In contrast, Villages, Disadvantaged Regions and Transmigration Minister Abdul Halim Iskandar said villages were relatively more effective in preventing COVID-19 compared with the national effort.

He cited data that showed that villages had about 186,000 people under monitoring (ODPs) in village-funded isolation rooms, nearly five times more than the national scale, and had many fewer patients under surveillance (PDPs) or those who have tested positive for the coronavirus. These ODPs, he said, also included outsiders from other regions who traveled to the villages during the pandemic.

"This is because, from the very beginning [...] we put the villages in the position of preventing COVID-19," Abdul said in a teleconference on Tuesday. "This is a very strategic position for the new normal."

The ministry also mobilized 1.82 million volunteers to raise public awareness about the pandemic, collect data on people exhibiting symptoms of infection and enforce social-distancing rules.

To help with economic aid, Abdul said that 87 percent of the total 74,953 villages nationwide had channeled some Rp 3.9 trillion (US$278.12 million) in cash assistance to nearly 6.6 million families as of June 8.

The assistance entails a Rp 600,000 grant per month for three months to families that meet certain criteria, such as having a family member who has lost their job during the pandemic and not having received assistance via the Family Hope Program (PKH) or the staple-food card program.

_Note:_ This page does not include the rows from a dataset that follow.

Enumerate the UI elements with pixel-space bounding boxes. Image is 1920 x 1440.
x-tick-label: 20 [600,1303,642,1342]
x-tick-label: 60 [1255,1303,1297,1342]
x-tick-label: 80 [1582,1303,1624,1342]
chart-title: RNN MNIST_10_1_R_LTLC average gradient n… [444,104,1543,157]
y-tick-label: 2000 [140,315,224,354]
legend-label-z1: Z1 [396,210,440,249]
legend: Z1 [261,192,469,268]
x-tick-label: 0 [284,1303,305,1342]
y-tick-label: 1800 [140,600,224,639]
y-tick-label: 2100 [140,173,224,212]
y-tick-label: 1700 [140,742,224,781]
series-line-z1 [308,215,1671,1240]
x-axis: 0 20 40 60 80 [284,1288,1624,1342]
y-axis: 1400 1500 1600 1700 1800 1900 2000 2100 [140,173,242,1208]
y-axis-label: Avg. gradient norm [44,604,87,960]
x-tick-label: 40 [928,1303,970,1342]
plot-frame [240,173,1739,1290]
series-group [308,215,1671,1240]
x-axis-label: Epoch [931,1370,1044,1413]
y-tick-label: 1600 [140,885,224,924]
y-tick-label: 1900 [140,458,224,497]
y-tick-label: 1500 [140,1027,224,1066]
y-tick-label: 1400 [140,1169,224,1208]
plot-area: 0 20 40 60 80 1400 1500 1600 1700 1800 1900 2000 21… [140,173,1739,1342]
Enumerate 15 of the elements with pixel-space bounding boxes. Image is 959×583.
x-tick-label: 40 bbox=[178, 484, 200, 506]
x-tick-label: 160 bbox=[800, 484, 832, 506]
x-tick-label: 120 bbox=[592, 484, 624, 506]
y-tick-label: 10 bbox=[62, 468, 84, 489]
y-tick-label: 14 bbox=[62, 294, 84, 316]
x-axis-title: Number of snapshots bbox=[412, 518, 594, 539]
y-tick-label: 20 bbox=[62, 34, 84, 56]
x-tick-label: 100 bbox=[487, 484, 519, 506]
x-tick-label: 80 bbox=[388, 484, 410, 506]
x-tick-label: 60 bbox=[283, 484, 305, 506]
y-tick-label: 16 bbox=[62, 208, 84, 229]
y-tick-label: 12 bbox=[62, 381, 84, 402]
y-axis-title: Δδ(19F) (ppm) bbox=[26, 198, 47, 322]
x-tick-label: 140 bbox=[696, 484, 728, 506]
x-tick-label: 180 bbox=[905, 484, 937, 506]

An additional Rp 300,000 may be provided to families for another three months.

But Abdul acknowledged that several problems – like those related to data synchronization, village status or bank transfers – had either prevented the aid from being transferred to the village accounts or delayed the funds from being channeled to beneficiaries.

Indonesia Corruption Watch (ICW), meanwhile, warned that cash assistance and similar aid were prone to misallocation of funds and corruption as a result of the government's lack of transparency, an obsolete database and weak supervision of such disbursement.

ICW cited the misuse of BLT Dana Desa (village funds unconditional cash transfers) in Banpres village, Musi Rawas regency, South Sumatra, last month as one such example.

"Even though the village officials' roles are important, it is even more important for us to improve transparency and respond to complaints about social safety nets," ICW's Almas Sjafrina said on Wednesday.

Last year, ICW recorded 181 corruption cases in villages across the country since the inception of the village funds in 2015 until January last year, with around 30 percent of the cases related to village funds.

University of Indonesia (UI) epidemiologist Tri Yunis Miko Wahyono said, however, the number of PDPs and ODPs did not reflect the effectiveness of government measures as the figures showed that the COVID-19 contact rate – the number of contacts an infected carrier has with others – remained high.

He advised sub-districts and regencies to reach out to their villages for testing and educate the public on measures they have to take if they have COVID-19 symptoms to prevent a further spread.

Nevertheless, Abdul said his office planned to conclude its new normal protocols for villages by this week, which are aimed at preventing the virus spread and changing people's behavior with regard to hygiene and discipline in maintaining social distancing.

"COVID-19 presents us with an opportunity to become wiser by changing and improving the all-new situation in villages," he concluded.